Michael Ruettgers, CEO of Hopkinton, Mass.-based EMC Corp., is on top of the storage world, heading a company that just reported another quarter of stellar financial results and that continues to hold leading shares of key storage market segments. He spoke recently with Network World (U.S.) Senior Editor Deni Connor about where the company and industry are headed.
NW: You’ve been talking recently about the intersection of storage and optical networking. Why is that important?
Ruettgers: Optical networking technology allows us to get data from where we have it to where customers want it so they can manage it more effectively. Optical networks will bring data to a point of presence for distribution outward. As optical networks grow and become faster, people will put more information on them. The more information you have available, the faster your pipes need to be. As the pipes become faster, you’ll download more information from the Internet. It’s very much a vicious circle.
NW: Earlier this year, EMC announced a partnership with Computer Network Technology to bridge storage area networks over IP. Since that time, you’ve partnered with Cisco Systems Inc., Nortel Networks Corp. and Lucent Technologies Inc. to do the same thing using dense wave division multiplexing, an optical technology. What do you think about the alternate proposal for putting SCSI traffic over IP instead of Fibre Channel?
Ruettgers: We’re interested in whatever interconnect helps our customers. We support eight protocols today. We’re placing multiple bets and watching the technology very closely.
NW: If Moore’s Law applies to chip performance, is there an axiom for storage?
Ruettgers: We think our side of the business grows two-and-a-half times as fast as networking and three times as fast as processors.
NW: Where is EMC going to be next year, two years from now and in five years?
Ruettgers: The size of the market for us this year is US$44 billion. The size of the market in 2003 grows to US$78 billion. The market grows to US$100 billion in 2005. Today, customers have the problem that data is exploding. The need for qualified people is going up also, and they are left with figuring out how to manage this gap. We try to provide not only storage systems, but management software.

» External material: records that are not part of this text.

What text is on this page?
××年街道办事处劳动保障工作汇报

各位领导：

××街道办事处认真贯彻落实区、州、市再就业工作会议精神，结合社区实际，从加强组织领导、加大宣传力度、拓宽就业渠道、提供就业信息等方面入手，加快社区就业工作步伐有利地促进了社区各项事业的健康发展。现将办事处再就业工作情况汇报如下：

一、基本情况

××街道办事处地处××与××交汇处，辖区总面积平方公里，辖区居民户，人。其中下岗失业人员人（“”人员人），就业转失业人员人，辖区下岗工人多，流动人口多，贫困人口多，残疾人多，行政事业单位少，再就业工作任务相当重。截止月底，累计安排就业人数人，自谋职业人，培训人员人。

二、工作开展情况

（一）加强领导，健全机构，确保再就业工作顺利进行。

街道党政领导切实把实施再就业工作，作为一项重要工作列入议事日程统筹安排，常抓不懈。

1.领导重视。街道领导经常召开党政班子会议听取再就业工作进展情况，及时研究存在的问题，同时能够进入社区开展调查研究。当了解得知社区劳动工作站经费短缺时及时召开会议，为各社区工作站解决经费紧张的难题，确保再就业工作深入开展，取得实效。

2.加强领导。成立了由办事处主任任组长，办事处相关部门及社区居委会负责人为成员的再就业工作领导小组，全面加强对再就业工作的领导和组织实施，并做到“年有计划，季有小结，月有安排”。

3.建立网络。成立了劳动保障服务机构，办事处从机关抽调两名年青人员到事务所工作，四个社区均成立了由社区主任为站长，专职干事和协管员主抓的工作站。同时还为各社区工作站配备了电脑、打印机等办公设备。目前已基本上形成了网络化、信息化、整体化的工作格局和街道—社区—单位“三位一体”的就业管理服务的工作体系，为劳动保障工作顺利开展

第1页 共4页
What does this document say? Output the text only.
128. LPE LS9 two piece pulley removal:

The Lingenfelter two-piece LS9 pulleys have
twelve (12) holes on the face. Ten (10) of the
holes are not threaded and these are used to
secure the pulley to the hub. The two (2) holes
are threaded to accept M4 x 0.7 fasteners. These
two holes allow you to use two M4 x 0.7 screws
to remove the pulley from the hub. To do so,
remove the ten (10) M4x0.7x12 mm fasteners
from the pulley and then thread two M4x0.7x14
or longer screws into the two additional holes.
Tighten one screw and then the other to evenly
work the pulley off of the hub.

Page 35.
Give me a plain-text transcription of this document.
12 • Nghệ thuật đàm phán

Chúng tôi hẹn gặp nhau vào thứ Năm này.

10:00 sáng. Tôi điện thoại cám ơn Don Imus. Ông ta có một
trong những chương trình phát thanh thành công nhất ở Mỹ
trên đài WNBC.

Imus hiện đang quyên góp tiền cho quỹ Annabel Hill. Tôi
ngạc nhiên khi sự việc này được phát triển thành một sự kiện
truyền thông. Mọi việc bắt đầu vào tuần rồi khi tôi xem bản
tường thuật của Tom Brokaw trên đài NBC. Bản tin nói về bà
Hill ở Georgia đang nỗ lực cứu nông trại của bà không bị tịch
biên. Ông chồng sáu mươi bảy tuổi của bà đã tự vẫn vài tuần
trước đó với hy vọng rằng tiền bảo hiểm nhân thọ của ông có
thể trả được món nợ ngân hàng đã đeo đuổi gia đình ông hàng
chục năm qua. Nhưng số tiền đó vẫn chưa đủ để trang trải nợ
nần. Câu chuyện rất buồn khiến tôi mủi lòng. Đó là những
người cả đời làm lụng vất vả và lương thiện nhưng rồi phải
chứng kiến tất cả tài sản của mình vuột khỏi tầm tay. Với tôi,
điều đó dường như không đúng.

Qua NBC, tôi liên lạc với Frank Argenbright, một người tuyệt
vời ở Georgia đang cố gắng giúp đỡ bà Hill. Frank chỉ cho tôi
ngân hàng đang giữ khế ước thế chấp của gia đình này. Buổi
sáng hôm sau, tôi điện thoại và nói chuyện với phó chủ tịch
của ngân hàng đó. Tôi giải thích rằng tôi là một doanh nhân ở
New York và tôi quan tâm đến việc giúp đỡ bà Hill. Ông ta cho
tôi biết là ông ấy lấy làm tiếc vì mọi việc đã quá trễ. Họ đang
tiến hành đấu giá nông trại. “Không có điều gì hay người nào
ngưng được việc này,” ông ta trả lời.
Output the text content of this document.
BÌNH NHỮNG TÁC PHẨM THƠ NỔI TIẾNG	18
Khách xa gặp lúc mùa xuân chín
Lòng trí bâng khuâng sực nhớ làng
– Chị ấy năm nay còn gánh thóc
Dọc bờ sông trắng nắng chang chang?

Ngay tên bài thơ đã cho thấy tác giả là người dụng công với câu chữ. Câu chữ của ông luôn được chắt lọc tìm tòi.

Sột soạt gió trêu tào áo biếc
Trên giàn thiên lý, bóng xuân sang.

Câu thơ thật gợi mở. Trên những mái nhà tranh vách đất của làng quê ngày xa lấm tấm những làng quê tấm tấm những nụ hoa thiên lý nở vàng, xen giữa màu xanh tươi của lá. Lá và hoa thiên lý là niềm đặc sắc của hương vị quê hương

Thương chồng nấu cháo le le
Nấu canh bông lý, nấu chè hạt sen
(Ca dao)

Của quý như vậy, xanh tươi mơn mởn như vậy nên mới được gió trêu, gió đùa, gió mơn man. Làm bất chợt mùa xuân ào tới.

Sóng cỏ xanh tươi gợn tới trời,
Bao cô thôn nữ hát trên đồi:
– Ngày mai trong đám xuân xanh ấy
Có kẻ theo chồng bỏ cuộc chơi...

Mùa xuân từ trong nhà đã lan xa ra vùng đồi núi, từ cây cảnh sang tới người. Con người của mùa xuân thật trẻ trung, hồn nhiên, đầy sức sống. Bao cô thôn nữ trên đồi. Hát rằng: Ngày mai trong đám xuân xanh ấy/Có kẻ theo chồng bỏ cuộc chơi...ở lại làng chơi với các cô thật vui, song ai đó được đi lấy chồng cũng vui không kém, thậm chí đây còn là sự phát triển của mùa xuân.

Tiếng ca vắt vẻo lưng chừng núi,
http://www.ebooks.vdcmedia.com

NW: What are you doing to keep EMC from becoming fat and lazy?
Ruettgers: We are a lot more tied to our customers. If you take a look at the transitions we’ve made during the ’90s, if we had behaved like a traditional company, we would never have moved out of the mainframe business. By spending time with customers, we could sense that they were beginning to centralize all their distributed systems. As soon as they started doing that and bringing that information back into the corporation, they would want the same protection for that information that mainframes required. We moved the company to go after that [open systems market]. Taking a company and moving it from mainframes to open systems wasn’t easy. We didn’t have people that knew much about it. We thought we were making a high-level sales call and would show up to a conference room that had 20 Unix programmers in it where we could only answer the first four questions [they asked].
NW: Why did EMC buy Data General Corp.?
Ruettgers: For the Clariion midrange storage product. Lots of customers were asking us [for midrange products]. We can’t really dumb down Symmetrix and take enough stuff out and make it cost-effective for that market, so we had two choices: we could develop [systems and software] or buy a company from among the leaders on the OEM side.
NW: Much of your sales model depends on the 24-7 monitoring of a customer’s storage. How does that play in the midrange where businesses are less flush with cash?
Ruettgers: The Global 2000 often has midrange requirements. That’s the target market for us, not the small, medium-sized business. Small businesses are moving to application service providers for that kind of service.